Çok turizmli Kültür Bakanımız ve elemanları, bu sayede aceleyle saçmasapan bir sinema kanunu çıkararak, kültür ve sanat işlerinde ne kadar hassas olduklarını bir kere daha gösterdiler.

Veronica, uzun dikdörtgen bir toplantı masasının etrafında oturan ortaklarına bakarak "mevzubahis olan para değil, zaman. Kabul ediyorum, çok kazanıyoruz, çok vergi ödüyoruz. Problem değil" diyerek sözlerine başlar. "Peki ya daha çok kazanmak için harcadığımız zaman? Zaman nerede görünüyor, nereye yazılıyor?.. Ülkede (İspanya'da) işler iyi yürüse buna aldırmazdım ama yürümüyor... Ve bunun üzerine para biriktirmeye karar verdim. Muhasebe konusunda daha gevşek oldum, diyelim. Önce sadece şirketimizdeki kârdan kendi payıma düşeni almaya başladım. Ama bir şekilde daha fazla para kazandığımı görünce, burada oturan ortaklarım kafayı yediler, buna katlanamadılar. Ama ne de olsa işler böyle yürüyor, değil mi?"

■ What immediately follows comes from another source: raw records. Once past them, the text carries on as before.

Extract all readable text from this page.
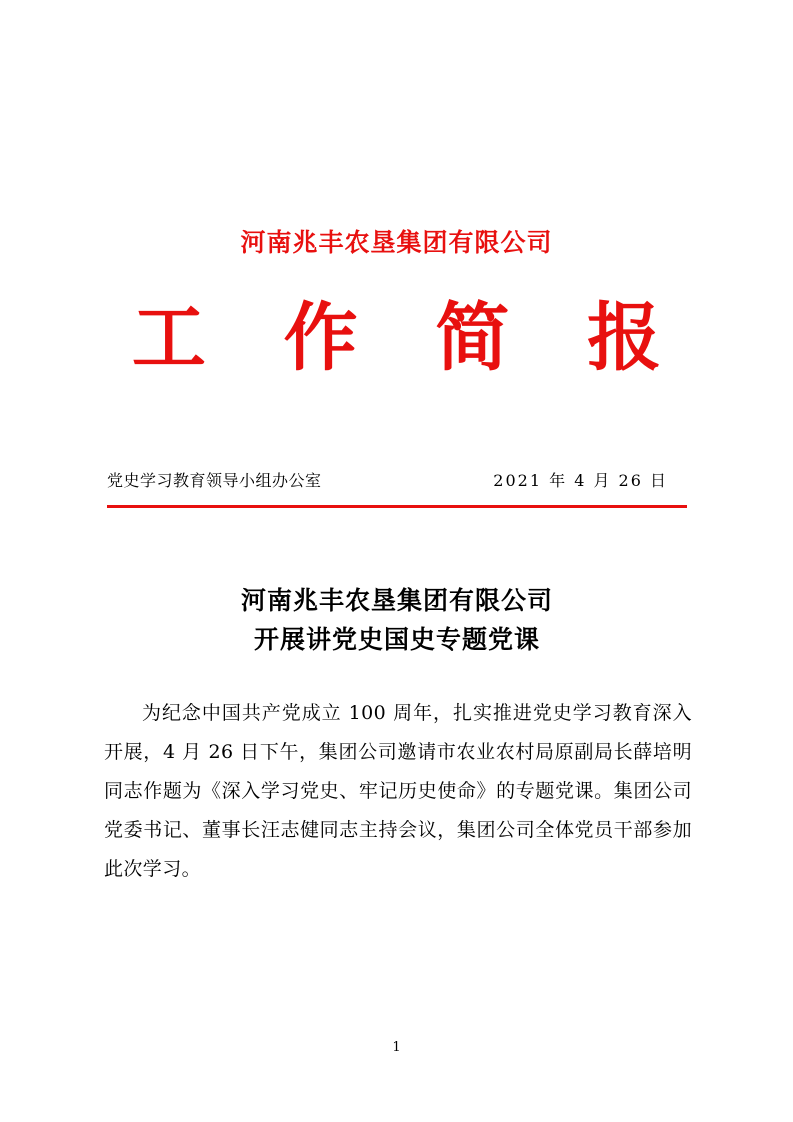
河南兆丰农垦集团有限公司
工 作 简 报
党史学习教育领导小组办公室	2021 年 4 月 26 日
河南兆丰农垦集团有限公司
开展讲党史国史专题党课

为纪念中国共产党成立 100 周年，扎实推进党史学习教育深入开展，4 月 26 日下午，集团公司邀请市农业农村局原副局长薛培明同志作题为《深入学习党史、牢记历史使命》的专题党课。集团公司党委书记、董事长汪志健同志主持会议，集团公司全体党员干部参加此次学习。

1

Şirketin tek kadın ortağı olan Veronica, kabadayı görünümlü Carlos'a doğru eğilerek "15 metrelik bir teknen varsa, 30 metrelik olsun istiyorsun değil mi?" diye sorar. Veronica'nın bakışları sonra en ürkek görünen ortağı Luis'e kayar: "İbiza'da bir evin varsa, oraya bir de havuz yaptırmak istiyorsun değil mi?" der. Aldığı cevap sadece suskunluk olur.

Kadın, sonra da şirketin CEO'su ve eski sevgilisi olan Marcel'e döner. "Kızın piyano çalıyorsa, markası Steinway olmalı. Hepsine sahip oluyorsun, yine de yetmiyor. Her şeyin daha fazlasını ve daha iyisini istiyorsun. Doğru değil mi? Hiç bitmiyor."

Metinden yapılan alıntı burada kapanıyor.